The preferred specifications include year fixed effects and either district or legislator fixed effects, isolating deviations from a district’s or member’s typical legislative behavior. Additional robustness checks incorporate state-specific trends and alternative clustering methods. Placebo tests examine whether future hurricane exposure predicts current legislative activity, providing a falsification exercise against spurious correlations.


To address recent concerns about two-way fixed effects models under staggered treatment adoption, the authors implement a stacked difference-in-differences event-study design. This approach avoids problematic comparisons between early- and late-treated units and allows estimation of dynamic treatment effects. The study also conducts heterogeneity analyses by electoral safety, party affiliation, tenure, district unemployment, environmental record, coastal exposure, and post-2007 awareness following the IPCC Fourth Assessment Report.
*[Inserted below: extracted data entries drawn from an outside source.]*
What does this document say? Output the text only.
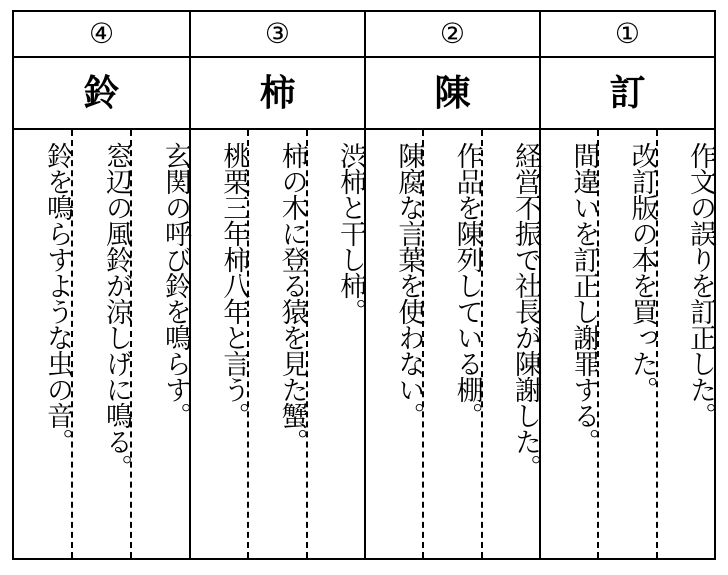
④
鈴
玄関の呼び鈴を鳴らす。
窓辺の風鈴が涼しげに鳴る。
鈴を鳴らすような虫の音。
③
柿
渋柿と干し柿。
柿の木に登る猿を見た蟹。
桃栗三年柿八年と言う。
②
陳
経営不振で社長が陳謝した。
作品を陳列している棚。
陳腐な言葉を使わない。
①
訂
作文の誤りを訂正した。
改訂版の本を買った。
間違いを訂正し謝罪する。
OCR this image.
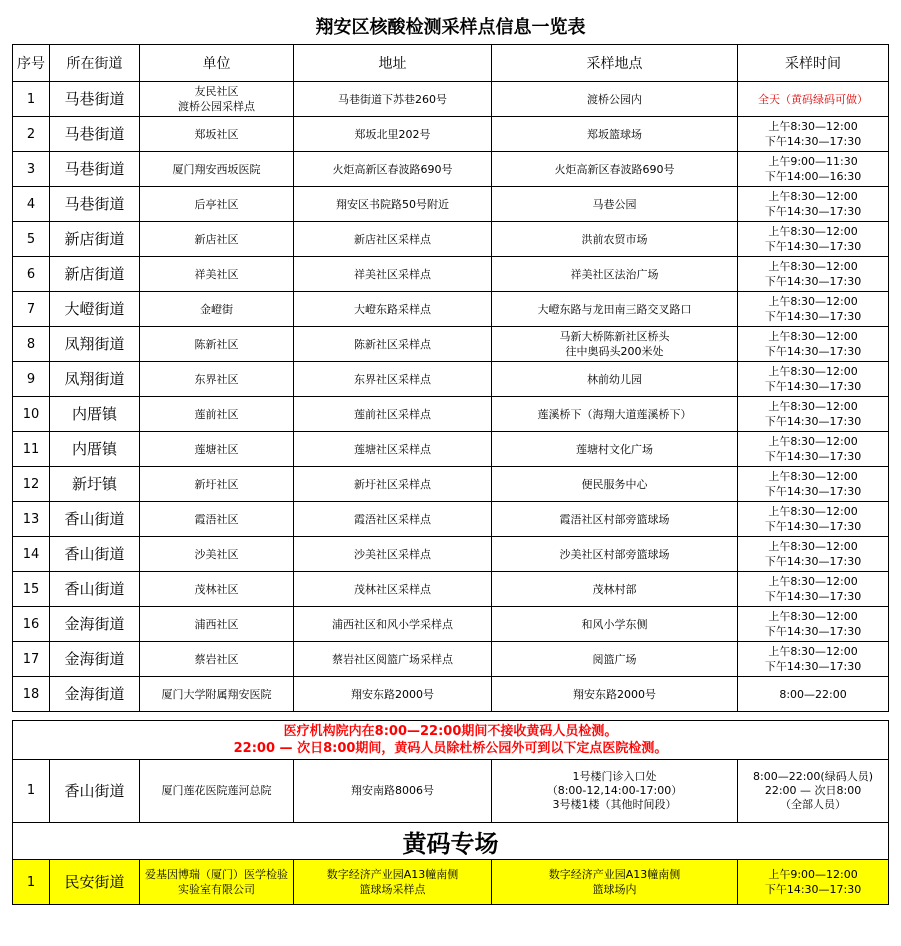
翔安区核酸检测采样点信息一览表					
序号	所在街道	单位	地址	采样地点	采样时间
1	马巷街道	友民社区
渡桥公园采样点	马巷街道下苏巷260号	渡桥公园内	全天（黄码绿码可做）
2	马巷街道	郑坂社区	郑坂北里202号	郑坂篮球场	上午8:30—12:00
下午14:30—17:30
3	马巷街道	厦门翔安西坂医院	火炬高新区春波路690号	火炬高新区春波路690号	上午9:00—11:30
下午14:00—16:30
4	马巷街道	后亭社区	翔安区书院路50号附近	马巷公园	上午8:30—12:00
下午14:30—17:30
5	新店街道	新店社区	新店社区采样点	洪前农贸市场	上午8:30—12:00
下午14:30—17:30
6	新店街道	祥美社区	祥美社区采样点	祥美社区法治广场	上午8:30—12:00
下午14:30—17:30
7	大嶝街道	金嶝街	大嶝东路采样点	大嶝东路与龙田南三路交叉路口	上午8:30—12:00
下午14:30—17:30
8	凤翔街道	陈新社区	陈新社区采样点	马新大桥陈新社区桥头
往中奥码头200米处	上午8:30—12:00
下午14:30—17:30
9	凤翔街道	东界社区	东界社区采样点	林前幼儿园	上午8:30—12:00
下午14:30—17:30
10	内厝镇	莲前社区	莲前社区采样点	莲溪桥下（海翔大道莲溪桥下）	上午8:30—12:00
下午14:30—17:30
11	内厝镇	莲塘社区	莲塘社区采样点	莲塘村文化广场	上午8:30—12:00
下午14:30—17:30
12	新圩镇	新圩社区	新圩社区采样点	便民服务中心	上午8:30—12:00
下午14:30—17:30
13	香山街道	霞浯社区	霞浯社区采样点	霞浯社区村部旁篮球场	上午8:30—12:00
下午14:30—17:30
14	香山街道	沙美社区	沙美社区采样点	沙美社区村部旁篮球场	上午8:30—12:00
下午14:30—17:30
15	香山街道	茂林社区	茂林社区采样点	茂林村部	上午8:30—12:00
下午14:30—17:30
16	金海街道	浦西社区	浦西社区和风小学采样点	和风小学东侧	上午8:30—12:00
下午14:30—17:30
17	金海街道	蔡岩社区	蔡岩社区阅篮广场采样点	阅篮广场	上午8:30—12:00
下午14:30—17:30
18	金海街道	厦门大学附属翔安医院	翔安东路2000号	翔安东路2000号	8:00—22:00

医疗机构院内在8:00—22:00期间不接收黄码人员检测。
22:00 — 次日8:00期间，黄码人员除杜桥公园外可到以下定点医院检测。					

1	香山街道	厦门莲花医院莲河总院	翔安南路8006号	1号楼门诊入口处
（8:00-12,14:00-17:00）
3号楼1楼（其他时间段）	8:00—22:00(绿码人员)
22:00 — 次日8:00
（全部人员）
黄码专场					
1	民安街道	爱基因博瑞（厦门）医学检验实验室有限公司	数字经济产业园A13幢南侧
篮球场采样点	数字经济产业园A13幢南侧
篮球场内	上午9:00—12:00
下午14:30—17:30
Finally, the authors perform a supervised text analysis of congressional speeches. A manually labeled training set identifies language referencing short-run economic or political costs. A dictionary-based classifier is then applied to environmental speeches, enabling measurement of whether legislators who promote green bills explicitly acknowledge near-term costs.


Findings/Size Effects

The results show that legislators from hurricane-affected districts increase their support for green legislation, particularly in the year following a storm. The estimated effect ranges from approximately 0.17 to 0.22 additional green bills sponsored or cosponsored per member. Relative to the sample mean of about 1.05 green bills, this corresponds to an increase exceeding 15 percent. Contemporaneous effects are smaller, consistent with hurricanes typically occurring later in the calendar year.


The response is highly heterogeneous. The increase in green legislative activity is concentrated among representatives in electorally safe districts. Legislators facing competitive re-election contests exhibit muted or statistically insignificant reactions. Similarly, longer-serving members—another proxy for electoral security—display stronger responses. Party differences are pronounced: Democrats account for most of the observed shift, while Republicans show little systematic change.


Temporal dynamics indicate that the effect emerges immediately after hurricane exposure and dissipates within roughly two years. This pattern aligns with an issue-salience mechanism rather than a permanent updating of policy preferences. Geographic spillovers are limited; adjacent districts or other districts within the same state do not exhibit comparable increases.


The study also documents agenda reallocation. Increased sponsorship of green bills is accompanied by a decline in non-environmental legislative activity, suggesting displacement rather than simple expansion. Hurricanes predict higher numbers of relief bills, as expected. Importantly, the surge in green sponsorship translates into modest increases in enacted legislation, indicating that the response is not purely symbolic.


The speech analysis reveals that legislators who sponsor or cosponsor green bills are more likely to reference short-run costs in environmental speeches. This suggests awareness of potential economic or political trade-offs rather than naïve optimism about policy benefits.


Conclusion

The article concludes that extreme weather events influence legislative behavior, but only under specific political conditions. Hurricanes function as salient shocks that temporarily increase attention to climate risks. However, electoral incentives constrain policymakers’ willingness to support potentially unpopular long-term regulation. Legislators insulated from electoral pressure appear more willing to adjust their agendas toward climate mitigation.


These findings contribute to understanding how democratic institutions respond to long-horizon challenges. The evidence suggests that political reactions to climate-related disasters are real but conditional, shaped by both issue salience and re-election constraints. The study highlights the importance of electoral security, party alignment, and temporal attention cycles in determining whether environmental shocks translate into legislative change.